New claims fell from 1.191 million the prior week, putting the numbers back on a downward trend after two weeks of increases in mid-July, Thursday’s US Department of Labor figures show. Continuing claims, which measure sustained unemployment on a one-week lag, also dropped to about 15.5 million in the week ending Aug. 1.
The latest batch of claims followed the July 31 expiration of a $600 boost to weekly unemployment benefits that had been a lifeline for millions of jobless Americans, which “may discourage fresh filings,” Bloomberg economists Andrew Husby and Eliza Winger said. President Trump issued an executive order last week to restore up to $400 in weekly payments, but it hasn’t been implemented.
The pandemic has kept weekly jobless claims at unprecedented levels for more than five months as states shut down large swaths of their economies to control the coronavirus’s spread. Last week’s filings were still well above the Great Recession’s peak of 665,000.

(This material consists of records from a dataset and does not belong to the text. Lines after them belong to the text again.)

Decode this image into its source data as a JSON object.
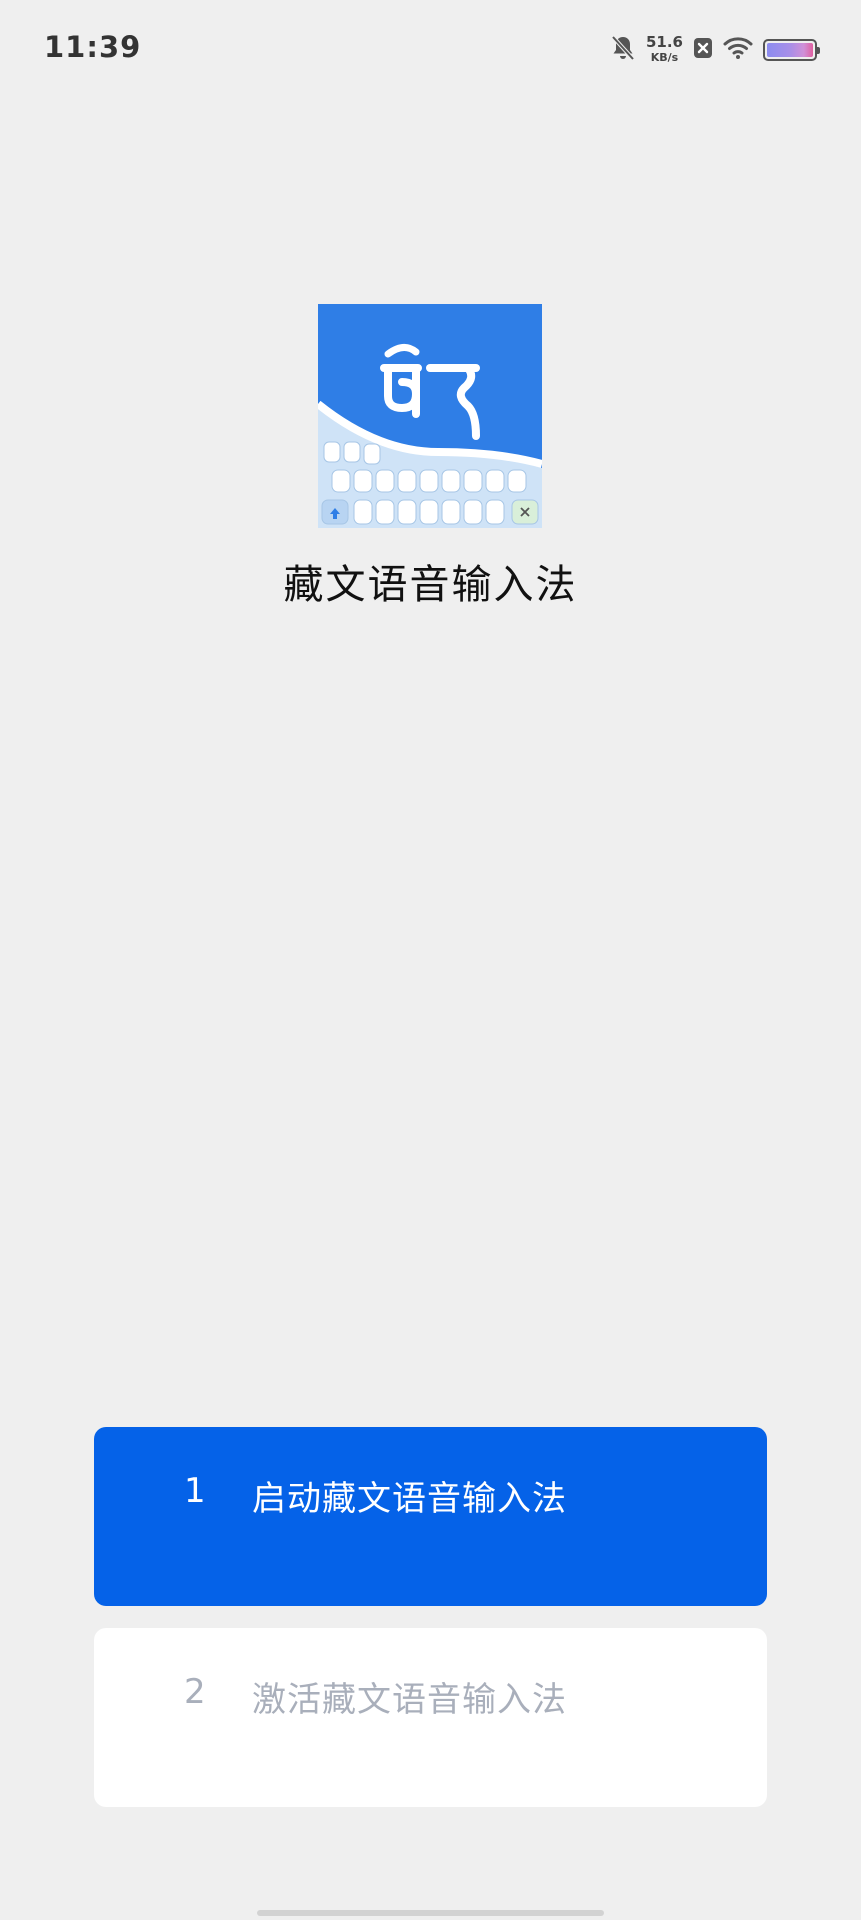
{
  "status_bar": {
    "time": "11:39",
    "net_speed_value": "51.6",
    "net_speed_unit": "KB/s",
    "icons": [
      "bell-muted-icon",
      "close-box-icon",
      "wifi-icon",
      "battery-icon"
    ]
  },
  "app": {
    "name": "藏文语音输入法",
    "logo_glyph": "ཚོད",
    "logo_colors": {
      "top": "#2f7ee6",
      "keyboard": "#cfe3f7"
    }
  },
  "steps": [
    {
      "number": "1",
      "label": "启动藏文语音输入法",
      "state": "active",
      "bg": "#0562e8"
    },
    {
      "number": "2",
      "label": "激活藏文语音输入法",
      "state": "inactive",
      "bg": "#ffffff"
    }
  ],
  "colors": {
    "background": "#efefef",
    "accent": "#0562e8",
    "inactive_text": "#a9afbb"
  }
}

The nationwide unemployment rate fell to 10.2 percent last month from its April peak of 14.7 percent as reopening efforts continued. But job growth slowed to 1.8 million from 4.8 million in June as spikes in COVID-19 cases roiled states like Florida and Texas.
“Elevated virus cases and the approaching back-to-school season are likely to further restrain labor market recovery this month,” Husby and Winger said.